For each weft, Parmegiani created a graph, marking the various colors, dynamics, and tessituras on a temporal axis. Armed with all of his wefts, he started the painstaking creation of a series of pre-mixes. He avoided putting timbres from similar families in the same groups, but in general he tried to make the transitions between the wefts as interesting and sensitive as possible. He ended up with over a dozen different reels of tape, which he had to mix down to three in preparation for the final mix. Unlike other movements, where he was able to create short sequences and splice them together, the final mix for Géologie Sonore had to be done in a single pass. In hindsight, he would have liked more diversity between the different colors, more flagrant transitions, but he was unable to put enough bite in any of the transpositions; the technology of the time was too limiting.

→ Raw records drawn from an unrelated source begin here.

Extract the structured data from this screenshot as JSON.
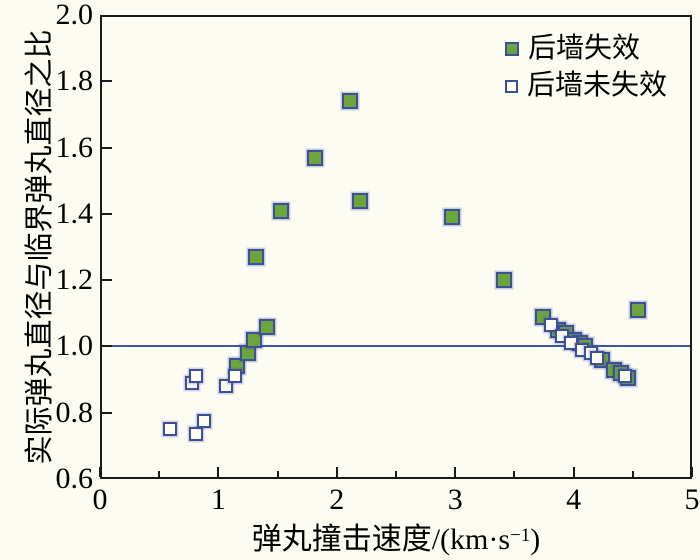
{
  "colors": {
    "background": "#FDFCF2",
    "frame": "#1A1A1A",
    "marker_green": "#6BA53B",
    "marker_border": "#3D4E9B",
    "reference_line": "#4053A3",
    "text": "#000000"
  },
  "chart_data": {
    "type": "scatter",
    "title": "",
    "xlabel_parts": {
      "prefix": "弹丸撞击速度/(km·s",
      "sup": "−1",
      "suffix": ")"
    },
    "ylabel": "实际弹丸直径与临界弹丸直径之比",
    "xlim": [
      0,
      5
    ],
    "ylim": [
      0.6,
      2.0
    ],
    "x_major_ticks": [
      0,
      1,
      2,
      3,
      4,
      5
    ],
    "x_tick_labels": [
      "0",
      "1",
      "2",
      "3",
      "4",
      "5"
    ],
    "x_minor_ticks": [
      0.5,
      1.5,
      2.5,
      3.5,
      4.5
    ],
    "y_major_ticks": [
      0.6,
      0.8,
      1.0,
      1.2,
      1.4,
      1.6,
      1.8,
      2.0
    ],
    "y_tick_labels": [
      "0.6",
      "0.8",
      "1.0",
      "1.2",
      "1.4",
      "1.6",
      "1.8",
      "2.0"
    ],
    "reference_line_y": 1.0,
    "grid": false,
    "legend_position": "top-right",
    "series": [
      {
        "name": "后墙失效",
        "marker": "filled-square",
        "fill": "#6BA53B",
        "border": "#3D4E9B",
        "points": [
          [
            1.16,
            0.94
          ],
          [
            1.25,
            0.98
          ],
          [
            1.3,
            1.02
          ],
          [
            1.32,
            1.27
          ],
          [
            1.41,
            1.06
          ],
          [
            1.53,
            1.41
          ],
          [
            1.82,
            1.57
          ],
          [
            2.11,
            1.74
          ],
          [
            2.2,
            1.44
          ],
          [
            2.97,
            1.39
          ],
          [
            3.41,
            1.2
          ],
          [
            3.74,
            1.09
          ],
          [
            3.87,
            1.05
          ],
          [
            3.94,
            1.04
          ],
          [
            4.0,
            1.02
          ],
          [
            4.05,
            1.01
          ],
          [
            4.1,
            1.0
          ],
          [
            4.24,
            0.96
          ],
          [
            4.34,
            0.93
          ],
          [
            4.4,
            0.92
          ],
          [
            4.46,
            0.905
          ],
          [
            4.54,
            1.11
          ]
        ]
      },
      {
        "name": "后墙未失效",
        "marker": "open-square",
        "fill": "none",
        "border": "#3D4E9B",
        "points": [
          [
            0.59,
            0.75
          ],
          [
            0.78,
            0.89
          ],
          [
            0.81,
            0.91
          ],
          [
            0.81,
            0.735
          ],
          [
            0.88,
            0.775
          ],
          [
            1.06,
            0.88
          ],
          [
            1.14,
            0.91
          ],
          [
            3.81,
            1.065
          ],
          [
            3.9,
            1.03
          ],
          [
            3.98,
            1.01
          ],
          [
            4.07,
            0.99
          ],
          [
            4.15,
            0.98
          ],
          [
            4.2,
            0.965
          ],
          [
            4.43,
            0.91
          ]
        ]
      }
    ]
  }
}
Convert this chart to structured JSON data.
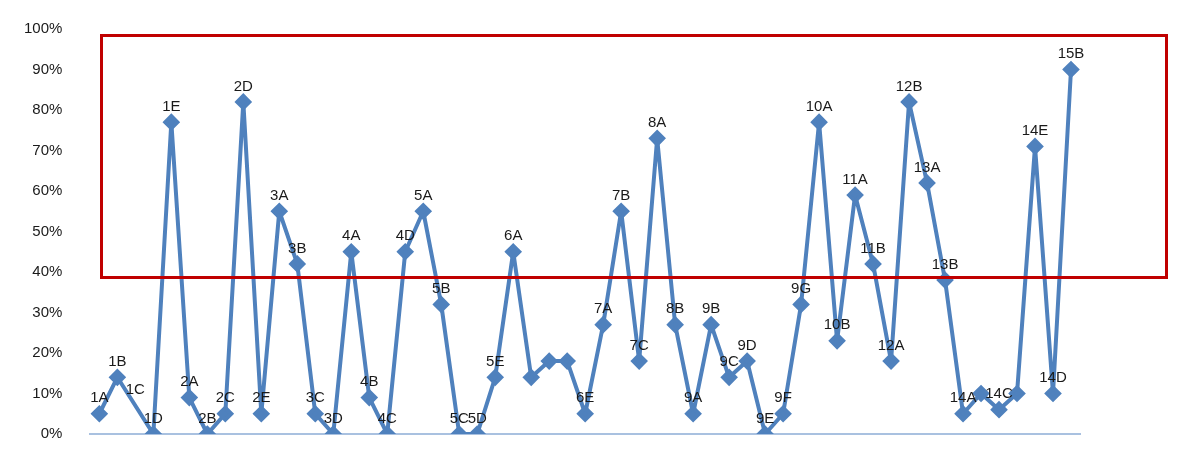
{
  "chart_data": {
    "type": "line",
    "categories": [
      "1A",
      "1B",
      "1C",
      "1D",
      "1E",
      "2A",
      "2B",
      "2C",
      "2D",
      "2E",
      "3A",
      "3B",
      "3C",
      "3D",
      "4A",
      "4B",
      "4C",
      "4D",
      "5A",
      "5B",
      "5C",
      "5D",
      "5E",
      "6A",
      null,
      null,
      null,
      "6E",
      "7A",
      "7B",
      "7C",
      "8A",
      "8B",
      "9A",
      "9B",
      "9C",
      "9D",
      "9E",
      "9F",
      "9G",
      "10A",
      "10B",
      "11A",
      "11B",
      "12A",
      "12B",
      "13A",
      "13B",
      "14A",
      null,
      "14C",
      null,
      "14E",
      "14D",
      "15B"
    ],
    "values": [
      5,
      14,
      null,
      0,
      77,
      9,
      0,
      5,
      82,
      5,
      55,
      42,
      5,
      0,
      45,
      9,
      0,
      45,
      55,
      32,
      0,
      0,
      14,
      45,
      14,
      18,
      18,
      5,
      27,
      55,
      18,
      73,
      27,
      5,
      27,
      14,
      18,
      0,
      5,
      32,
      77,
      23,
      59,
      42,
      18,
      82,
      62,
      38,
      5,
      10,
      6,
      10,
      71,
      10,
      90
    ],
    "color": "#4f81bd",
    "ylim": [
      0,
      100
    ],
    "yticks": [
      {
        "value": 0,
        "label": "0%"
      },
      {
        "value": 10,
        "label": "10%"
      },
      {
        "value": 20,
        "label": "20%"
      },
      {
        "value": 30,
        "label": "30%"
      },
      {
        "value": 40,
        "label": "40%"
      },
      {
        "value": 50,
        "label": "50%"
      },
      {
        "value": 60,
        "label": "60%"
      },
      {
        "value": 70,
        "label": "70%"
      },
      {
        "value": 80,
        "label": "80%"
      },
      {
        "value": 90,
        "label": "90%"
      },
      {
        "value": 100,
        "label": "100%"
      }
    ],
    "marker": "diamond",
    "line_style": "solid",
    "grid": false,
    "legend": false,
    "tick_labels": "y"
  }
}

The image is an excerpt from the mixing score for Géologie Sonore. I am unable to match this image with anything specific in the music.

This post is the most recent in a very occasional series about L'Envers d'une oeuvre, by Philippe Mion, Jean-Jacques Nattiez and Jean-Christophe Thomas, published in 1982 by Éditions Buchet/Chastel and INA/GRM. The first post in the series has an overview of the book. Click here to get them all.

2 comments:

Anonymous said...

Many thanks for your kind offering. Parmegiani's work is stunning. Its truly wonderful to have the opportunity to learn more about his De Natura Sonorum masterpiece. rsz

Anonymous said...

Many thanks for this wonderful offering!